Воскресенье | страница 6



Прошлась по дому, без цели, просто так…

Вернулась в кухню. Подумавши, она разыскала за пыльной трубой запретную сигарету, закурила и стала смотреть, как садится июньское солнце.

В потемневшем дворе вокруг клумбы ее самый маленький сын носился, как оглашенный, на трехколесном велосипеде.

Незаметно к ней подобралась тревога. Пора бы им возвращаться…

Впрочем, они всегда приезжали с рыбалки поздно. Вечерний клев! А дважды случалось и так, что приехали просто ночью. Добирались, как ночные бродяги, на попутных машинах… И все же, зная все наперед, она всякий раз волновалась, причем неоправданно рано, как только садилось солнце. Вот и сейчас… Тем более что в ней отчего-то (так некстати) вновь шевельнулось уже поблекшее, в конец расплывшееся воспоминание. Ах, какой нехороший сон… Будь он неладен.

Но не успела ее тревога разбушеваться, как в двери повернулся ключ. И они ввалились. Но не вдвоем! Втроем…

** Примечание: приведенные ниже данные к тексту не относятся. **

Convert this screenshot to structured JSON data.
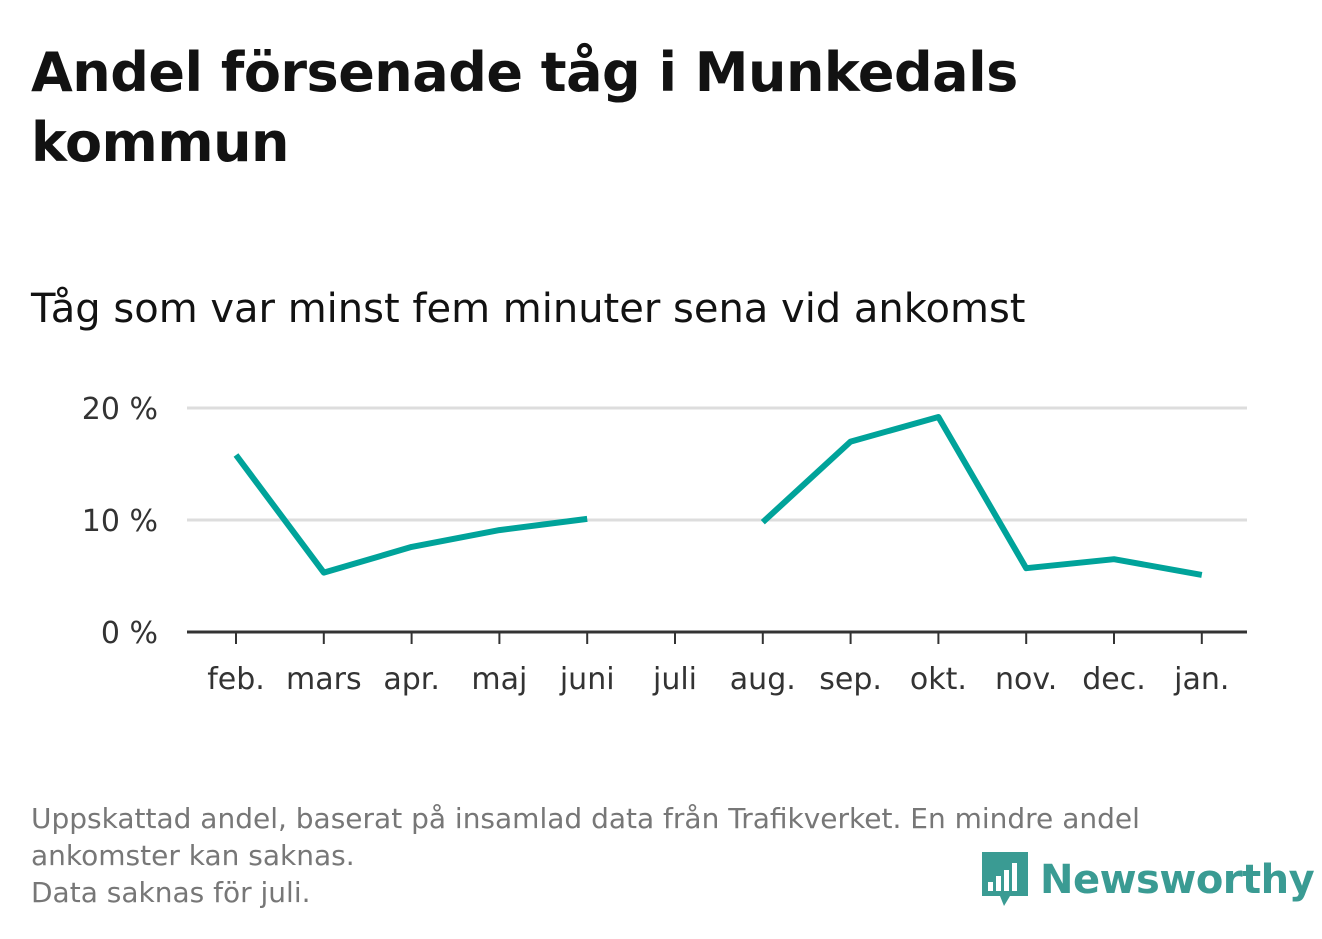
{
  "header": {
    "title": "Andel försenade tåg i Munkedals kommun",
    "subtitle": "Tåg som var minst fem minuter sena vid ankomst"
  },
  "chart_data": {
    "type": "line",
    "categories": [
      "feb.",
      "mars",
      "apr.",
      "maj",
      "juni",
      "juli",
      "aug.",
      "sep.",
      "okt.",
      "nov.",
      "dec.",
      "jan."
    ],
    "series": [
      {
        "values": [
          15.8,
          5.3,
          7.6,
          9.1,
          10.1,
          null,
          9.8,
          17.0,
          19.2,
          5.7,
          6.5,
          5.1
        ]
      }
    ],
    "y_ticks": [
      0,
      10,
      20
    ],
    "y_tick_labels": [
      "0 %",
      "10 %",
      "20 %"
    ],
    "ylim": [
      0,
      20
    ],
    "grid": true,
    "line_color": "#00a39a",
    "gridline_color": "#dddddd",
    "axis_color": "#333333"
  },
  "footer": {
    "note_lines": [
      "Uppskattad andel, baserat på insamlad data från Trafikverket. En mindre andel",
      "ankomster kan saknas.",
      "Data saknas för juli."
    ],
    "brand": "Newsworthy",
    "brand_color": "#3a9b93",
    "brand_icon": "bar-chart-speech-bubble-icon"
  }
}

Первым вошел старший сын. Она оторопела:

— Что случилось?..

— Ах… — вздохнул муж, снимая рюкзак. Он выпрямился. Открыл было рот, но, увидя ее лицо, махнул рукой и прошел вразвалку мимо нее в ванную комнату.

— Сам расскажет.

— Ему там не нравится! — затараторил разбойник с пропотевшими вздыбившимися вихрами. — Мама, там ужасно! Это ни один человек не смог бы вынести! Я бы и раньше ушел, будь я на его месте…

— Тихо, тихо… Как — «ушел»? Ты ушел? Или тебя… почему-то выписали?

— Я ушел.

— Как — «ушел»?!.. Тебе же там месяц, боже мой, месяц, как минимум, предстояло лечиться! Что случилось?!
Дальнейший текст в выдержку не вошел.